The connection pool works fine, and you should use it instead of trying to create one yourself.

You don't have to do anything special to use the connection pooling, it's built into the database driver. Just open and close connection objects as usual.

Guffa
For we Java folks, are you saying that in asp.net you automatically just get connection pooling or is there some specific bit of config or coding you have to do? Is the thread pool transaction aware? Might help future readers if you spelled that out in the answer.
djna
Good point. I'll do some editing... :)
Guffa
thanks for explaining :-)
djna
A: 

Do you have any connection pooling facilities at your disposal? Your WS objects would grab a connection from the pool, and return them their when finished. The pool deals with timeouts and real opening and closing.

My order of approach would be:

1). if you have connectio pooling use it.

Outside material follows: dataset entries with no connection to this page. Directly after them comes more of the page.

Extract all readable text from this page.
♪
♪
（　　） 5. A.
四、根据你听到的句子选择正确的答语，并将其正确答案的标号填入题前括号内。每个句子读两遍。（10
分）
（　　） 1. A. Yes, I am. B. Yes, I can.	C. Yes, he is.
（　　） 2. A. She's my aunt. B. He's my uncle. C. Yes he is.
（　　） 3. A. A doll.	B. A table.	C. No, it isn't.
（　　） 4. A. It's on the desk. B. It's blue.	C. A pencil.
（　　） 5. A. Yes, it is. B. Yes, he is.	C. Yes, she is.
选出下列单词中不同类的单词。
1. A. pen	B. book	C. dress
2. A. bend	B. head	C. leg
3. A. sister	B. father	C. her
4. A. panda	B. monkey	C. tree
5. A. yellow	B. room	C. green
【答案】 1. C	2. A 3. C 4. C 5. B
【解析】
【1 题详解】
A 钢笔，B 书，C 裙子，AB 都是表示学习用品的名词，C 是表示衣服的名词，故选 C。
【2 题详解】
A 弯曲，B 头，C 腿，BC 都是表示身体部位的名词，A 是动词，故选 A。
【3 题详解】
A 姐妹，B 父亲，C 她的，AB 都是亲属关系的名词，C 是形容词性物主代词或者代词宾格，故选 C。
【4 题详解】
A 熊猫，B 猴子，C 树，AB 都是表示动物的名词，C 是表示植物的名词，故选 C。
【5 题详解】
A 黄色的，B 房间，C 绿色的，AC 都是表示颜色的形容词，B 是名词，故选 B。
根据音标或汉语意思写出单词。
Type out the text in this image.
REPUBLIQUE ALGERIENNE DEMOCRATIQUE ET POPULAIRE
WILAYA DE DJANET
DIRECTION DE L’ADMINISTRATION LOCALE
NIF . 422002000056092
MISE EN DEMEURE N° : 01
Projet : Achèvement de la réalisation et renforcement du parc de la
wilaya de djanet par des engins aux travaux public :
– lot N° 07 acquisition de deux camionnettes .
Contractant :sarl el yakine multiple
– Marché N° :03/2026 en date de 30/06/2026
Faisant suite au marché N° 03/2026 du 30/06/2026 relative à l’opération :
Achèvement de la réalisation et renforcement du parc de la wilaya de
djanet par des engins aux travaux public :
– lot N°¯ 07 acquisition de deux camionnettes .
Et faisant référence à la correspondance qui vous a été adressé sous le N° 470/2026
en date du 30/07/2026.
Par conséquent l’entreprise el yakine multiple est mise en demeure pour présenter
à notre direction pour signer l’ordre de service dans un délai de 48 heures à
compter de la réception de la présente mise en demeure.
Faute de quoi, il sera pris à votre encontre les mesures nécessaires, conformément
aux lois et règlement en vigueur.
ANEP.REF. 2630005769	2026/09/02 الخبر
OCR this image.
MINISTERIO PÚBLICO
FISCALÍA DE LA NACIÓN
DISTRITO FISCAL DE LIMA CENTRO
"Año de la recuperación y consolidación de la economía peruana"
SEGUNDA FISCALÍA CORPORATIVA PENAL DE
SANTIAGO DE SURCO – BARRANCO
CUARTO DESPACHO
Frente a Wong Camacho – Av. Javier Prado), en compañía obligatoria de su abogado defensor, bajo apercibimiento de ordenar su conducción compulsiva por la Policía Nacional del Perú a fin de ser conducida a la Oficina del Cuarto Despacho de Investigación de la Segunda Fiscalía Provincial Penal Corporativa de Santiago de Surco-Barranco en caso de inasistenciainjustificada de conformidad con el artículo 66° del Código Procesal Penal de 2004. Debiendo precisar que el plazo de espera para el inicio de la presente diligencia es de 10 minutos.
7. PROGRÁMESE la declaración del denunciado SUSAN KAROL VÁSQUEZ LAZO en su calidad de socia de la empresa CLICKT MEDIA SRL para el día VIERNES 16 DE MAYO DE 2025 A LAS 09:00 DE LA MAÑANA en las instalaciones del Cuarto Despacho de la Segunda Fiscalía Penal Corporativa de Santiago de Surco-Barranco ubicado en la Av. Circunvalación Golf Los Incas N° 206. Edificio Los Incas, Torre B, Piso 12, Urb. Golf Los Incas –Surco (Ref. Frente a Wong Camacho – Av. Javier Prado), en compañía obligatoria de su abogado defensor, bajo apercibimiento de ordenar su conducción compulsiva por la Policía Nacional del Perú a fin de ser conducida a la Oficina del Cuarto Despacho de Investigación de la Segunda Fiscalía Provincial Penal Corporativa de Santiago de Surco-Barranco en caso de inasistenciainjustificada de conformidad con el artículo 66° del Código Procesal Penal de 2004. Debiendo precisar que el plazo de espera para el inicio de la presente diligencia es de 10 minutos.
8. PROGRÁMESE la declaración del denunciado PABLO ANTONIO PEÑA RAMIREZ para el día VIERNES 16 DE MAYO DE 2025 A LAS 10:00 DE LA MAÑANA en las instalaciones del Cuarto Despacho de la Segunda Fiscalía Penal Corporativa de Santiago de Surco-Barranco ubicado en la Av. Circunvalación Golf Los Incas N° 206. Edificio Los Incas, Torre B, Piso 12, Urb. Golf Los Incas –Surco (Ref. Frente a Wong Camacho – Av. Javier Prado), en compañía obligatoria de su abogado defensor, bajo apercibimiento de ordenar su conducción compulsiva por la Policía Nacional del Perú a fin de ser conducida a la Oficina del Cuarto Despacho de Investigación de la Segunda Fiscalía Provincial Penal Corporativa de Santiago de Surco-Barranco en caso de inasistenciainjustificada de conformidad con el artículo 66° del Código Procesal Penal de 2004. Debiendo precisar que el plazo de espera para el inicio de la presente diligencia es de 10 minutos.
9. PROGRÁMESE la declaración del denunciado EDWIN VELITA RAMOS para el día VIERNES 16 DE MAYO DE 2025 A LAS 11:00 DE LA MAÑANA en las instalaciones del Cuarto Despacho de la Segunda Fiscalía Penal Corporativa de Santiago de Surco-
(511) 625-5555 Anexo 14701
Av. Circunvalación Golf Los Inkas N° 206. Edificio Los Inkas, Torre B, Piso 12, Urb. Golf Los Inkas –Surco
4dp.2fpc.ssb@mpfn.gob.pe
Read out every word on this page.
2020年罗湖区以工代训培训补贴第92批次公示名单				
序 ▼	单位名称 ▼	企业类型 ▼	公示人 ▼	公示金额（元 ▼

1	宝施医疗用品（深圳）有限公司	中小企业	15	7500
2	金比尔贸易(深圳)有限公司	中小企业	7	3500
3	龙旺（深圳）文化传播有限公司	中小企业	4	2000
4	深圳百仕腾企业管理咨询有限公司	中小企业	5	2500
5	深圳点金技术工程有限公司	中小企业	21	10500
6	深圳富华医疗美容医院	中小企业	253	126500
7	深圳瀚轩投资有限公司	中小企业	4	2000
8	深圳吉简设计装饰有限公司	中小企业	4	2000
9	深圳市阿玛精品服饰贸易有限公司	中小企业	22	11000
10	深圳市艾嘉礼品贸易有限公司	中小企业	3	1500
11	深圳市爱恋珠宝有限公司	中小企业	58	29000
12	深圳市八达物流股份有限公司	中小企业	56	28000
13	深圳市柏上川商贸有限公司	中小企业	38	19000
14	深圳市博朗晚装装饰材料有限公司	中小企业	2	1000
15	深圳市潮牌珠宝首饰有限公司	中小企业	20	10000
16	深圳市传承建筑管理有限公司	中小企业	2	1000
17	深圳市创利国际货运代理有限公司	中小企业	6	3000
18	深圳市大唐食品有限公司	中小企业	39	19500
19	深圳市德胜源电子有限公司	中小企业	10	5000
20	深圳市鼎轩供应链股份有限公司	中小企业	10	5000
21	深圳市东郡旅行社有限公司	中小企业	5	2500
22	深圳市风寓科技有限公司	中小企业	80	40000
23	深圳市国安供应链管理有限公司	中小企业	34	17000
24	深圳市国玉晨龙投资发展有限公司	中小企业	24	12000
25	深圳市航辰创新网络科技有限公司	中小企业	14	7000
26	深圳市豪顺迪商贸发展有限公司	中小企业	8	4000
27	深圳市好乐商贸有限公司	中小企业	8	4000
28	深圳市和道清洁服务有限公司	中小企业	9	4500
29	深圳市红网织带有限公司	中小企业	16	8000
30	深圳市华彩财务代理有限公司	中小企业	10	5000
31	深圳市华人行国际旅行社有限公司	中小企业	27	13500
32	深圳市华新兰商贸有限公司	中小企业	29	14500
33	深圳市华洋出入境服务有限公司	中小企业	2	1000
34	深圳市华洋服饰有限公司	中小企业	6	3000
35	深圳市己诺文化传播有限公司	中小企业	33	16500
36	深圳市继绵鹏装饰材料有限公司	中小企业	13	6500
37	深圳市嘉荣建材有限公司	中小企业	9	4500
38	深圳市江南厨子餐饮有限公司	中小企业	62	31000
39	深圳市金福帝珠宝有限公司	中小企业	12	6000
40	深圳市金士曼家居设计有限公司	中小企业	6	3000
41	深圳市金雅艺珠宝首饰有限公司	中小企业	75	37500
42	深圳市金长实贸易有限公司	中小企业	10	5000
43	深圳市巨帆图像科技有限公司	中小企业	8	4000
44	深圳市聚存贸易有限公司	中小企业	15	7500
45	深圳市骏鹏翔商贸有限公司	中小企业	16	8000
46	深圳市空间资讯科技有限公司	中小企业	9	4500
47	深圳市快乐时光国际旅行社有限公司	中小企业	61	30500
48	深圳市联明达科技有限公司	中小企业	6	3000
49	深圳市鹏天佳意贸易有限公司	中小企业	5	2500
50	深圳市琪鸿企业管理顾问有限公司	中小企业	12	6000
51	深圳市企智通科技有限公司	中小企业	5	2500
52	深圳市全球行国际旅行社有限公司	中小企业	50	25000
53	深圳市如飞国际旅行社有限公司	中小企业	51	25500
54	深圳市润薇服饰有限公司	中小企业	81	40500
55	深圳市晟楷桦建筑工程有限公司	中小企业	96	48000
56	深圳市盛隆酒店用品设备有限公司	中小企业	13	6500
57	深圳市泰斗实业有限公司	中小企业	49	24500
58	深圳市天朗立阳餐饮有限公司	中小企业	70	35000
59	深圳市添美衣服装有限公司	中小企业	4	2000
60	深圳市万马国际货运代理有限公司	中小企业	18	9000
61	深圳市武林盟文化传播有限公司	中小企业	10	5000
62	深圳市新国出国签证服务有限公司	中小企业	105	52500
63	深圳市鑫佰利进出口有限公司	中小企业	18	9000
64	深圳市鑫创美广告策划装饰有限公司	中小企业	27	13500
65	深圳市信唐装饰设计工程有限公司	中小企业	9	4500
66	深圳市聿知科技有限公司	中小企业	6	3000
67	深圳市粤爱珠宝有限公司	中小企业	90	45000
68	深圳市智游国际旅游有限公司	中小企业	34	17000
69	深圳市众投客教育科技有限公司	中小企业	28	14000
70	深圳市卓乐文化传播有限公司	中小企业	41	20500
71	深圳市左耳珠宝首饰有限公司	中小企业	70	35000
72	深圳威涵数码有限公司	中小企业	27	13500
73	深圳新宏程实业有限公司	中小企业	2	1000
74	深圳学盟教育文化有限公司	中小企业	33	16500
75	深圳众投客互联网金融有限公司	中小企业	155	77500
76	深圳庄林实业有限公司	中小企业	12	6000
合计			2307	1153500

2). Otherwise keep it simple, open and close on each request. Writing a thread-safe connection pool is not trivial.

3). If performance proves to be a problem then investigate if the connect-each-time overhead is the cause. If so, find a pool implmentaiotn or (last resort) code pooling your self.

djna
+1  A: 

ADO.NET 2.0 onwards, DB Connections are pooled, so actual opening and closing of connections are managed by DB Connection pool, you can freely open and close them in your individual methods because the Pool will keep them open until a timeout. You can also configure the pool settings.